A first look at EPA’s draft guidelines for greener government purchasing.

On November 20, EPA released its Draft Guidelines for federal government procurement of greener products. Because the federal government purchases more than $500 billion per year in goods and services, changes in federal procurement policy can have broad ripple effects for product manufacturers and markets.

The Draft Guidelines were formulated with the General Services Administration and other agencies to help federal purchasers identify and buy environmentally preferable products; currently, agencies must meet a mandate that 95% of acquisitions be sustainable. EPA is also seeking input on how to assess existing, non-governmental environmental standards and ecolabels. Although many environmentally preferable products are identified with federal ecolabels such as Energy Star or Design for Environment, other products are not covered by such labels. When finalized, these guidelines will provide clarity regarding the term “environmentally preferable,” and help federal purchasers make consistent comparisons across different environmental standards and ecolabels.

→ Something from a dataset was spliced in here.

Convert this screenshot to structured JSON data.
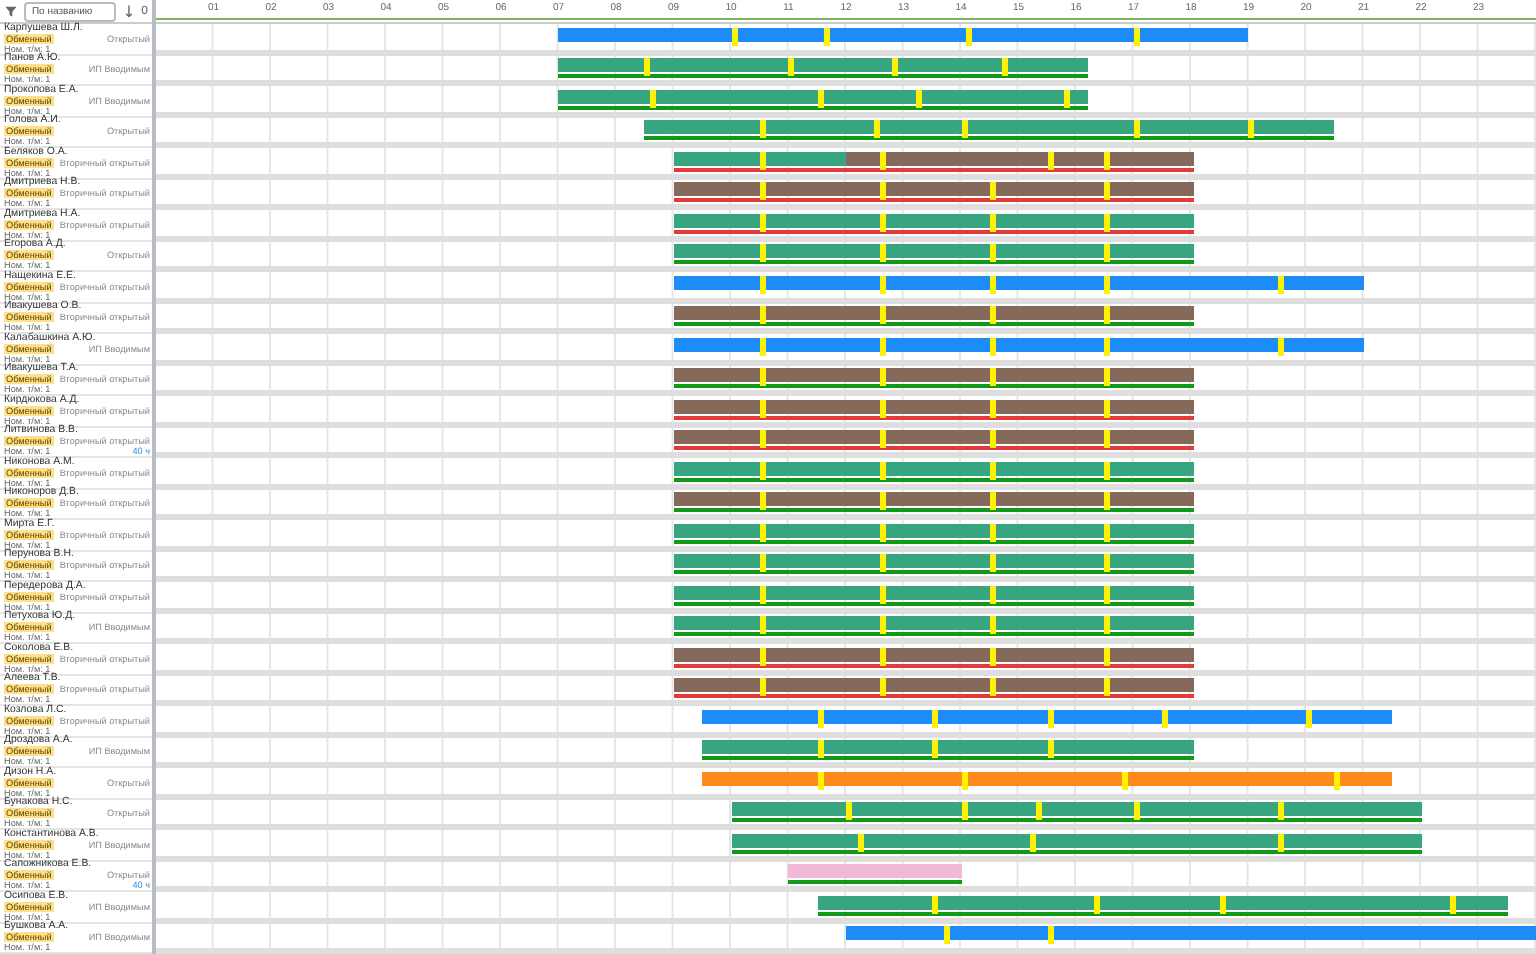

The Draft Guidelines consist of four sets of guidelines, many of them referring to ISO 14024 and other existing standards for ecolabels, each addressing different aspects of the issue area:

  • Process for Developing the Standard
  • Environmental Effectiveness of the Standard
  • Conformity Assessment
  • Management of Ecolabeling Programs

Under EPA’s proposed approach, one or more NGO with expertise in the area would work with a multi-stakeholder panel to develop a process for applying the guidelines to private sector environmental standards and ecolabels. EPA envisions that the guidelines would be applied on product category basis to create a list of product standards and ecolabels that meet the guidelines for each product category. The resulting list would be made available to federal agencies for voluntary use and supplement existing federal standards or ecolabels.

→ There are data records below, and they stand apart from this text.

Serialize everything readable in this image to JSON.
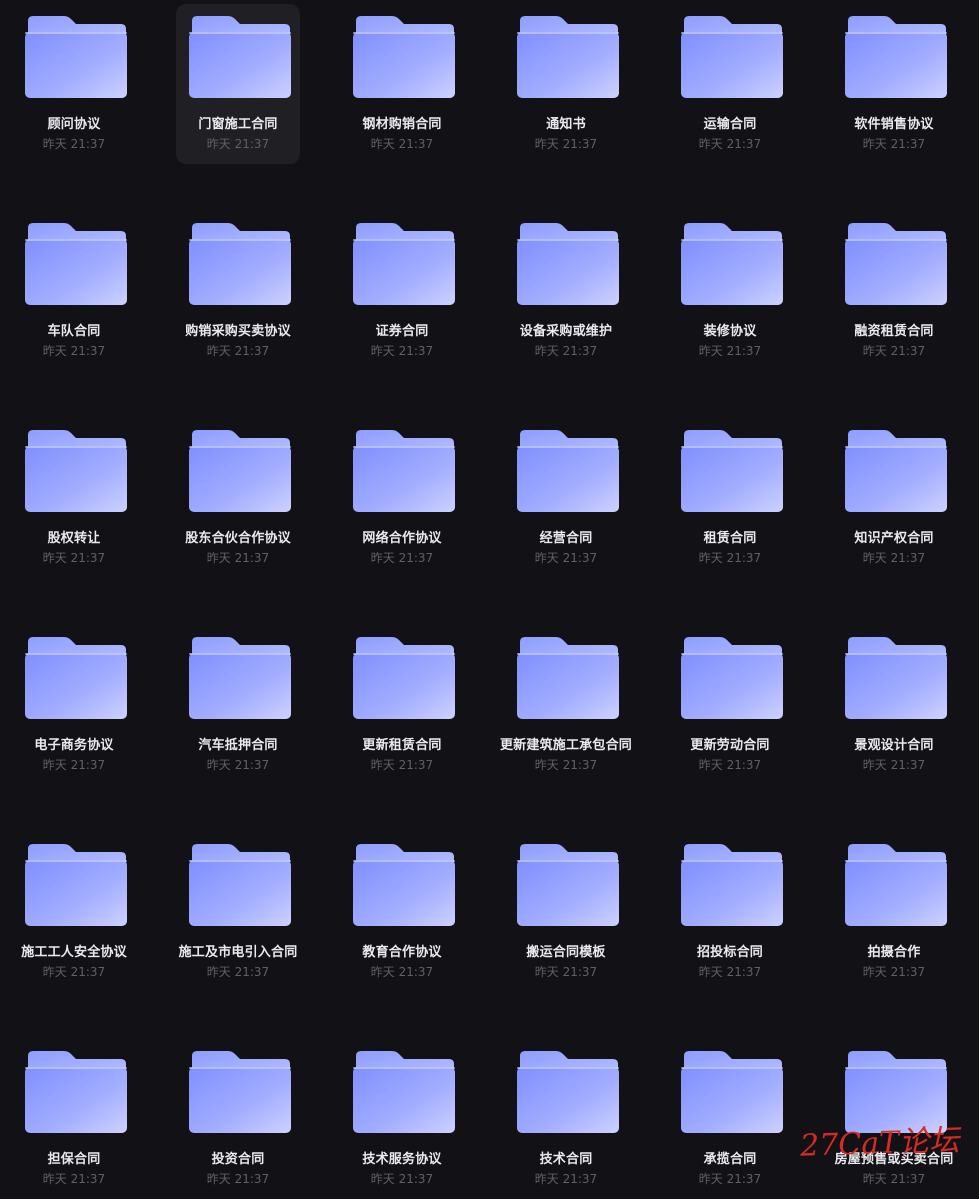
{
  "files": [
    {
      "name": "顾问协议",
      "time": "昨天 21:37",
      "selected": false
    },
    {
      "name": "门窗施工合同",
      "time": "昨天 21:37",
      "selected": true
    },
    {
      "name": "钢材购销合同",
      "time": "昨天 21:37",
      "selected": false
    },
    {
      "name": "通知书",
      "time": "昨天 21:37",
      "selected": false
    },
    {
      "name": "运输合同",
      "time": "昨天 21:37",
      "selected": false
    },
    {
      "name": "软件销售协议",
      "time": "昨天 21:37",
      "selected": false
    },
    {
      "name": "车队合同",
      "time": "昨天 21:37",
      "selected": false
    },
    {
      "name": "购销采购买卖协议",
      "time": "昨天 21:37",
      "selected": false
    },
    {
      "name": "证券合同",
      "time": "昨天 21:37",
      "selected": false
    },
    {
      "name": "设备采购或维护",
      "time": "昨天 21:37",
      "selected": false
    },
    {
      "name": "装修协议",
      "time": "昨天 21:37",
      "selected": false
    },
    {
      "name": "融资租赁合同",
      "time": "昨天 21:37",
      "selected": false
    },
    {
      "name": "股权转让",
      "time": "昨天 21:37",
      "selected": false
    },
    {
      "name": "股东合伙合作协议",
      "time": "昨天 21:37",
      "selected": false
    },
    {
      "name": "网络合作协议",
      "time": "昨天 21:37",
      "selected": false
    },
    {
      "name": "经营合同",
      "time": "昨天 21:37",
      "selected": false
    },
    {
      "name": "租赁合同",
      "time": "昨天 21:37",
      "selected": false
    },
    {
      "name": "知识产权合同",
      "time": "昨天 21:37",
      "selected": false
    },
    {
      "name": "电子商务协议",
      "time": "昨天 21:37",
      "selected": false
    },
    {
      "name": "汽车抵押合同",
      "time": "昨天 21:37",
      "selected": false
    },
    {
      "name": "更新租赁合同",
      "time": "昨天 21:37",
      "selected": false
    },
    {
      "name": "更新建筑施工承包合同",
      "time": "昨天 21:37",
      "selected": false
    },
    {
      "name": "更新劳动合同",
      "time": "昨天 21:37",
      "selected": false
    },
    {
      "name": "景观设计合同",
      "time": "昨天 21:37",
      "selected": false
    },
    {
      "name": "施工工人安全协议",
      "time": "昨天 21:37",
      "selected": false
    },
    {
      "name": "施工及市电引入合同",
      "time": "昨天 21:37",
      "selected": false
    },
    {
      "name": "教育合作协议",
      "time": "昨天 21:37",
      "selected": false
    },
    {
      "name": "搬运合同模板",
      "time": "昨天 21:37",
      "selected": false
    },
    {
      "name": "招投标合同",
      "time": "昨天 21:37",
      "selected": false
    },
    {
      "name": "拍摄合作",
      "time": "昨天 21:37",
      "selected": false
    },
    {
      "name": "担保合同",
      "time": "昨天 21:37",
      "selected": false
    },
    {
      "name": "投资合同",
      "time": "昨天 21:37",
      "selected": false
    },
    {
      "name": "技术服务协议",
      "time": "昨天 21:37",
      "selected": false
    },
    {
      "name": "技术合同",
      "time": "昨天 21:37",
      "selected": false
    },
    {
      "name": "承揽合同",
      "time": "昨天 21:37",
      "selected": false
    },
    {
      "name": "房屋预售或买卖合同",
      "time": "昨天 21:37",
      "selected": false
    }
  ],
  "icon": "folder-icon",
  "colors": {
    "background": "#121216",
    "selected_bg": "#1f1f24",
    "folder_light": "#a9b6ff",
    "folder_dark": "#7b8cff",
    "label": "#e9e9ee",
    "time": "#5f5f66",
    "watermark": "#d62a24"
  },
  "watermark": "27CaT论坛"
}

The Draft Guidelines establish two tiers of guidelines: “Baseline” and “Leadership.” This approach was developed to allow flexibility in addressing the varying approaches to sustainability practices incorporated across different industries and product categories. According to EPA’s FAQ:

…draft “baseline” guidelines align with Federal goals and requirements, are relatively straightforward to evaluate, and are applicable across industry sectors. Draft “Leadership” guidelines represent EPA’s current assessment of best practices and are currently achievable by some standards and ecolabels.

The Draft Guidelines only address products, but EPA also expressed interest in public comments on environmental benchmarking for services such as hospitality, printing, and cleaning.

EPA is accepting comments on the draft guidelines through February 25, 2014.